Ruby

See also: Ruby (homonymy)

The ruby is the red variety of the mineral family Corindon; she is used in Joaillerie and is classified like Precious stone.

Its color is caused mainly by the presence of oxide of chromium (the other varieties of corundum are called Saphir). It is a very rare invaluable stone.

The ruby has a hardness of 9 on the scale of hardness Mohs. Only the Diamond and the Moissanite have a higher hardness, which is of 10 on the Mohs scale of hardness.

The commercial value of the rubies depends on several factors: the size ( volume), the color, purity and the size ( cutting ). All the natural rubies have inclusions; only the artificial synthetic rubies can give the impression to be perfect. More these inclusions are rare and negligible, more the stone has value. It is, with diamonds of color, the invaluable stone which can reach the highest values.

Extraction

One extracts the ruby in Africa, Asia and Australia and in certain American states such as the Montana and the South Carolina, but one finds some especially with the Myanmar (90% of the worldwide production), with the Sri Lanka and in Thailand.

India was regarded a long time as the traditional ground of the rubies. The Indian literature shows of it a knowledge important and varied, collected and passed from generation to generation during more than two millenia. The term of “corundum” itself, that we use nowadays, is derived from the word Sanskrit “kuruvinda”. In language sanscrite, the ruby is called “ratnaraj” whose translation would be “King of the Invaluable Stones”.

One should not confuse the ruby with the Spinelle (two minerals being sometimes present in the same geological formations.).
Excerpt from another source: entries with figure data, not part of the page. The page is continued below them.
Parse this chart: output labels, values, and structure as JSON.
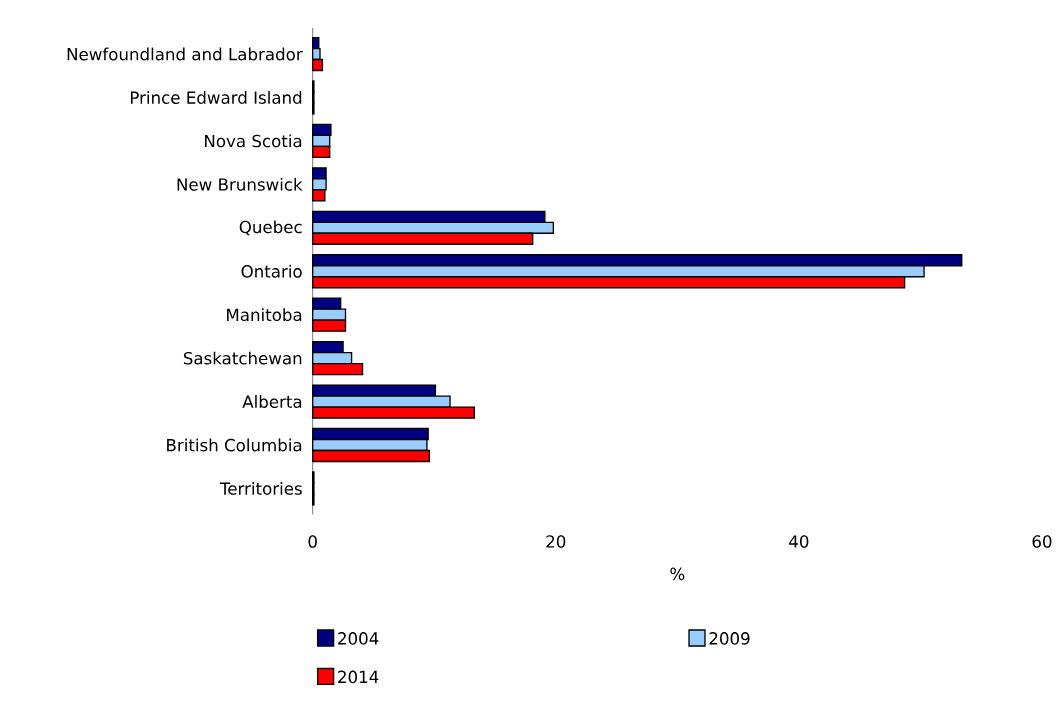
{
  "chart_data": {
    "type": "bar",
    "orientation": "horizontal",
    "xlabel": "%",
    "categories": [
      "Newfoundland and Labrador",
      "Prince Edward Island",
      "Nova Scotia",
      "New Brunswick",
      "Quebec",
      "Ontario",
      "Manitoba",
      "Saskatchewan",
      "Alberta",
      "British Columbia",
      "Territories"
    ],
    "series": [
      {
        "name": "2004",
        "color": "#000080",
        "values": [
          0.5,
          0.1,
          1.5,
          1.1,
          19.1,
          53.4,
          2.3,
          2.5,
          10.1,
          9.5,
          0.1
        ]
      },
      {
        "name": "2009",
        "color": "#99ccff",
        "values": [
          0.6,
          0.1,
          1.4,
          1.1,
          19.8,
          50.3,
          2.7,
          3.2,
          11.3,
          9.4,
          0.1
        ]
      },
      {
        "name": "2014",
        "color": "#ff0000",
        "values": [
          0.8,
          0.1,
          1.4,
          1.0,
          18.1,
          48.7,
          2.7,
          4.1,
          13.3,
          9.6,
          0.1
        ]
      }
    ],
    "xlim": [
      0,
      60
    ],
    "xticks": [
      0,
      20,
      40,
      60
    ],
    "grid": false,
    "legend": "bottom"
  }
}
The largest layer of ninety has Mong Hsu in the North-East of Myanmar.Au beginning, one did not think that their stones can be used in jewelry. The crystals resulting from Mong Hsu are indeed two-tone in a natural state: a center noirâtre and external walls of a bright red. But when it was discovered that a heat treatment made disappear the black from the center and that only remained the red of the periphery, the rubies of Mong Hsu found an outlet on the market of the jewelry.
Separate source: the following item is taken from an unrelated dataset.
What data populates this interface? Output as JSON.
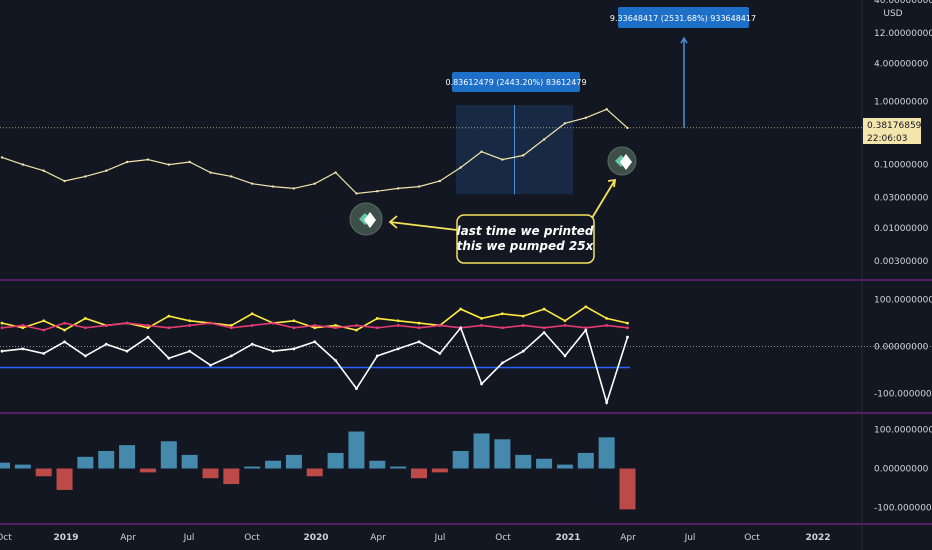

The balas ruby , mentioned by Marco Polo, are originating in the Badakhchan, mountainous province of the extreme North-East of the Afghanistan.

Synthesis

In 1902, French Auguste Verneuil produced a synthetic ruby by aluminum oxide powder fusion with a red dye.

Uses

Like all the invaluable stones, the ruby is used in the jewelry.

In addition, thanks to its low coefficient of friction and its very great wear resistance, the synthetic ruby is largely used in the clock industry like mitigating for the pivots. Small pieces of ruby were also used in the analogical multimeters in order to have a variable component with less possible friction, sources of error during the reading of these multimeters.

The first Laser with ruby was built in 1960 and this technology was employed in industry since 1965.

Symbolic system

The Noces of ruby symbolize the 35 years of Mariage in the French folklore. This invaluable stone symbolizes July.